An Anonymous Coward writes: "Welcome to Plastic Valley - Will the next chip revolution use plastic?" We've run several other stories about making electronics out of plastic - this one suggests that it is 5-15 years away, which I think means approximately the same as "We have no idea if this will ever be feasible".

3 of 83 comments (clear)

  1. Just a matter of time before real printed circuits by Chairboy · · Score: 5

    Up until 10 years ago, electronics hobbyists would get circuit diagrams from magazines and 'transcribe' them onto breadboards. In the last 10 years, PCB layouts have started showing up more often in magazines and websites that would be printed to a transparency to make a professional looking PCB to plug components into.

    10 years from now, perhaps circuits will be downloadable and printable straight to paper, without needing any components! Think about it, using primer coats in between, you could potentially print 10+ layers on a single piece of paper. If this is what the hobbyists will be doing, imagine what the rest of electronics will look like?

    Perhaps solid state will mean exactly that, dense bricks of integrated electronics.

    'No user servicable parts' will be more then a casual discouragement to warranty breakers, it'll be a way of life.

  2. Re:Forget Plastic by TVmisGuided · · Score: 5

    Ooooh, now THERE'S a design conundrum...make a cooling fan with enough airflow to keep the CPU from overheating, but not so much that you have to chase it across the room every time you boot...

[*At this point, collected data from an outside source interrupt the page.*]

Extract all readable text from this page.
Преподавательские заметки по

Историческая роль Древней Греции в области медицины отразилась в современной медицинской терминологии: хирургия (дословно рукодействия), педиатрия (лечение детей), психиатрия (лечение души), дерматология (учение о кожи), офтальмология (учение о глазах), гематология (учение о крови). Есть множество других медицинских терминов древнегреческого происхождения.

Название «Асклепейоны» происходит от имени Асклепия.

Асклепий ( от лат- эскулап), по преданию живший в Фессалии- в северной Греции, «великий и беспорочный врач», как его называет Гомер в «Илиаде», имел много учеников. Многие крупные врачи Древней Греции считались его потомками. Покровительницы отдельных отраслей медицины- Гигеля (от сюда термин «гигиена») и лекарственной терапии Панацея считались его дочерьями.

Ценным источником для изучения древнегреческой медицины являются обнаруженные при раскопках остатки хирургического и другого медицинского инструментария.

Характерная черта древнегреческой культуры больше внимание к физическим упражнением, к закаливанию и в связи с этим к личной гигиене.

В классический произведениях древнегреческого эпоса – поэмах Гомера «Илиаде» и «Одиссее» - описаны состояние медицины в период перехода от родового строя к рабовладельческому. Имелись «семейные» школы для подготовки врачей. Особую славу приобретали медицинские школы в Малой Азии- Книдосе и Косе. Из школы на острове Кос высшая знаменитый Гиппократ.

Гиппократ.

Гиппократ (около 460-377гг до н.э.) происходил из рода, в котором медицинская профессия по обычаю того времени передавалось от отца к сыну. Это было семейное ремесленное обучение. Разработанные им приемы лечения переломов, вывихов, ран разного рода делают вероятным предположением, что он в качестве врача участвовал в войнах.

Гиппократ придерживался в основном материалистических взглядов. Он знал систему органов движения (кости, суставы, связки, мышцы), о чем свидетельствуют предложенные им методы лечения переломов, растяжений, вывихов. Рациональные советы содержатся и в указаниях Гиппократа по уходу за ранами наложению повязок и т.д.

    Sorry, it was there, I had to use it before it went bad.

    --
    All the world's an analog stage, and digital circuits play only bit parts.
  3. It IS feasible... by asciimonster · · Score: 5

    Philips Research Labs in Eindhoven, the Netherlands (aka "Natlab") is working on it for quite some time now. And it's looking quite promicing. They have a working prototypes now. But it lags on allmost every point: Computational speed, minituralization, and (for the moment) cost. The problem is getting it to market. It will NEVER compete with silicon on the computational speed bit (the conductance of plastic just isn't high enough) so they are aiming on the cost bit(cheaper than 0.05 euro a pice) which is theoretically possible. Result: Disposable computer chips... Mmm. I'll have a side order of PolyLED screens they're making.